9. Con il terzo motivo si censura la violazione degli artt. 1223, 1226, 1337, 2056 e 2697 c.c. per aver liquidato a favore del C., a titolo di occasioni lavorative perdute, il 15% della somma liquidata per spese. L’art. 1226 non esonera l’attore dall’onere di provare il danno subito e trova applicazione solo quando il danno, di cui è stata provata l’esistenza, non può essere determinato nel suo preciso ammontare.

10. L’amministrazione si limita a censurare la liquidazione del danno da “occasioni lavorative perdute” attraverso l’incremento del 15% della somma liquidata per spese, e si duole del richiamo dell’art. 1226 c.c., ma non indica in modo puntuale l’affermazione dell’impugnata sentenza che sarebbe incorsa nella denunciata violazione, e sotto questo profilo è viziata da genericità. La corte constata peraltro che la denunciata violazione di legge non si legge nel testo della sentenza. In essa si afferma bensì che la “obiettiva difficoltà di fornire il riscontro, esauriente, della perdita di analoghe occasioni lavorative” giustifica l’applicazione della norma contenuta nell’art. 2056 c.c., che in tali casi consente la liquidazione equitativa. Ma quest’affermazione – nell’ipotesi che sia quella che la ricorrente intenda denunciare – sembra riferirsi piuttosto alla liquidazione dell’ammontare del danno, che non alla prova di esso, specie tenuto conto delle affermazioni che seguono circa l’identificazione di dati di riferimento. Peraltro, in difetto di censura sulla motivazione, ogni ulteriore indagine è preclusa nel presente giudizio di legittimità.

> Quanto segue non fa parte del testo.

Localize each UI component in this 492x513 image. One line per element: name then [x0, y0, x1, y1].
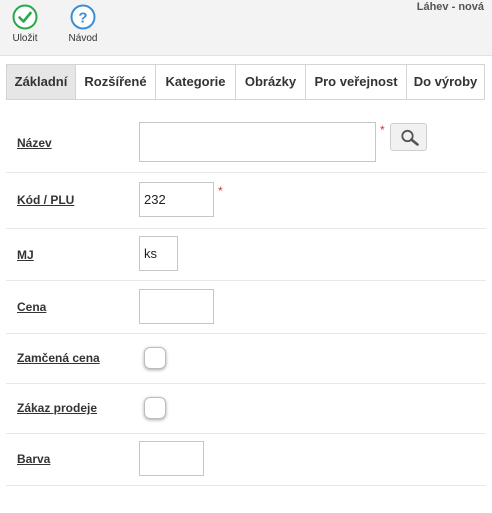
sale-ban-checkbox[interactable] — [144, 397, 166, 419]
tab-images[interactable]: Obrázky — [236, 64, 306, 100]
color-field[interactable] — [139, 441, 204, 476]
row-price: Cena — [6, 281, 486, 334]
save-label: Uložit — [12, 33, 38, 44]
svg-text:?: ? — [78, 10, 87, 27]
unit-field[interactable] — [139, 236, 178, 271]
row-unit: MJ — [6, 229, 486, 281]
help-button[interactable]: ? Návod — [61, 4, 105, 44]
row-color: Barva — [6, 434, 486, 486]
save-button[interactable]: Uložit — [3, 4, 47, 44]
sale-ban-label: Zákaz prodeje — [17, 401, 98, 415]
toolbar: Uložit ? Návod Láhev - nová — [0, 0, 492, 56]
row-locked-price: Zamčená cena — [6, 334, 486, 384]
tab-bar: Základní Rozšířené Kategorie Obrázky Pro… — [6, 64, 485, 100]
item-form: Název * Kód / PLU * MJ Cena Zamčená cena… — [6, 116, 486, 486]
tab-categories[interactable]: Kategorie — [156, 64, 236, 100]
magnifier-icon — [401, 129, 419, 146]
check-circle-icon — [12, 4, 38, 30]
tab-production[interactable]: Do výroby — [407, 64, 485, 100]
search-button[interactable] — [390, 123, 427, 151]
required-mark: * — [380, 123, 385, 137]
help-label: Návod — [68, 33, 98, 44]
row-code: Kód / PLU * — [6, 173, 486, 229]
tab-basic[interactable]: Základní — [6, 64, 76, 100]
unit-label: MJ — [17, 248, 34, 262]
locked-price-checkbox[interactable] — [144, 347, 166, 369]
tab-public[interactable]: Pro veřejnost — [306, 64, 407, 100]
tab-extended[interactable]: Rozšířené — [76, 64, 156, 100]
locked-price-label: Zamčená cena — [17, 351, 100, 365]
name-label: Název — [17, 136, 52, 150]
name-field[interactable] — [139, 122, 376, 162]
code-label: Kód / PLU — [17, 193, 75, 207]
question-circle-icon: ? — [70, 4, 96, 30]
price-label: Cena — [17, 300, 47, 314]
required-mark: * — [218, 184, 223, 198]
price-field[interactable] — [139, 289, 214, 324]
window-title: Láhev - nová — [416, 1, 484, 13]
row-name: Název * — [6, 116, 486, 173]
color-label: Barva — [17, 452, 51, 466]
code-field[interactable] — [139, 182, 214, 217]
row-sale-ban: Zákaz prodeje — [6, 384, 486, 434]
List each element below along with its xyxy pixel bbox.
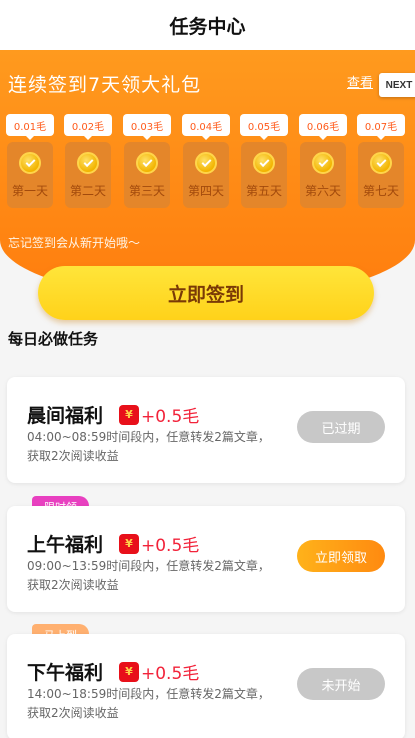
section-title: 每日必做任务 [8, 330, 99, 348]
day-amount: 0.03毛 [123, 114, 171, 136]
task-description: 14:00~18:59时间段内，任意转发2篇文章，获取2次阅读收益 [27, 687, 270, 720]
day-label: 第一天 [11, 184, 48, 198]
task-name: 晨间福利 [27, 405, 104, 427]
reward-value: +0.5毛 [141, 407, 200, 427]
day-card-2: 0.02毛 第二天 [64, 114, 112, 208]
task-description: 09:00~13:59时间段内，任意转发2篇文章，获取2次阅读收益 [27, 559, 270, 592]
view-link[interactable]: 查看 [347, 72, 373, 91]
reminder-text: 忘记签到会从新开始哦～ [8, 236, 141, 250]
reward-value: +0.5毛 [141, 664, 200, 684]
reward-value: +0.5毛 [141, 536, 200, 556]
day-label: 第六天 [304, 184, 341, 198]
red-envelope-icon: ¥ [119, 661, 139, 682]
day-amount: 0.01毛 [6, 114, 54, 136]
red-envelope-icon: ¥ [119, 533, 139, 554]
day-amount: 0.07毛 [357, 114, 405, 136]
checked-coin-icon [136, 152, 158, 174]
day-amount: 0.05毛 [240, 114, 288, 136]
task-reward: ¥ +0.5毛 [119, 402, 199, 427]
page-title: 任务中心 [169, 15, 246, 38]
day-label: 第四天 [187, 184, 224, 198]
red-envelope-icon: ¥ [119, 404, 139, 425]
task-name: 下午福利 [27, 662, 104, 684]
task-reward: ¥ +0.5毛 [119, 531, 199, 556]
next-button[interactable]: NEXT [379, 73, 415, 97]
checked-coin-icon [77, 152, 99, 174]
banner-title: 连续签到7天领大礼包 [8, 74, 202, 96]
signin-banner: 连续签到7天领大礼包 查看 NEXT 0.01毛 第一天 0.02毛 第二天 0… [0, 50, 415, 300]
day-label: 第五天 [245, 184, 282, 198]
day-card-5: 0.05毛 第五天 [240, 114, 288, 208]
task-card-afternoon: 下午福利 ¥ +0.5毛 14:00~18:59时间段内，任意转发2篇文章，获取… [7, 634, 405, 738]
day-card-6: 0.06毛 第六天 [299, 114, 347, 208]
day-label: 第七天 [362, 184, 399, 198]
checked-coin-icon [370, 152, 392, 174]
day-amount: 0.06毛 [299, 114, 347, 136]
day-card-4: 0.04毛 第四天 [182, 114, 230, 208]
day-label: 第三天 [128, 184, 165, 198]
day-card-7: 0.07毛 第七天 [357, 114, 405, 208]
task-name: 上午福利 [27, 534, 104, 556]
task-card-forenoon: 上午福利 ¥ +0.5毛 09:00~13:59时间段内，任意转发2篇文章，获取… [7, 506, 405, 612]
checked-coin-icon [19, 152, 41, 174]
task-card-morning: 晨间福利 ¥ +0.5毛 04:00~08:59时间段内，任意转发2篇文章，获取… [7, 377, 405, 483]
not-started-button[interactable]: 未开始 [297, 668, 385, 700]
day-amount: 0.02毛 [64, 114, 112, 136]
day-card-3: 0.03毛 第三天 [123, 114, 171, 208]
claim-now-button[interactable]: 立即领取 [297, 540, 385, 572]
task-description: 04:00~08:59时间段内，任意转发2篇文章，获取2次阅读收益 [27, 430, 270, 463]
task-reward: ¥ +0.5毛 [119, 659, 199, 684]
checked-coin-icon [312, 152, 334, 174]
expired-button[interactable]: 已过期 [297, 411, 385, 443]
day-card-1: 0.01毛 第一天 [6, 114, 54, 208]
day-amount: 0.04毛 [182, 114, 230, 136]
checked-coin-icon [253, 152, 275, 174]
day-label: 第二天 [69, 184, 106, 198]
signin-button[interactable]: 立即签到 [38, 266, 374, 320]
checked-coin-icon [195, 152, 217, 174]
top-bar: 任务中心 [0, 0, 415, 50]
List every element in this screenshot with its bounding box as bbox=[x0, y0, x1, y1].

11. In conclusione i ricorsi devono essere rigettati. La reciproca soccombenza giustifica la compensazione delle spese del giudizio.

P.Q.M.

La Corte riunisce i ricorsi e li rigetta. Compensa le spese del giudizio di legittimità tra le parti.

Così deciso in Roma, nella Camera di consiglio della prima sezione della Corte suprema di cassazione, il 10 novembre 2011.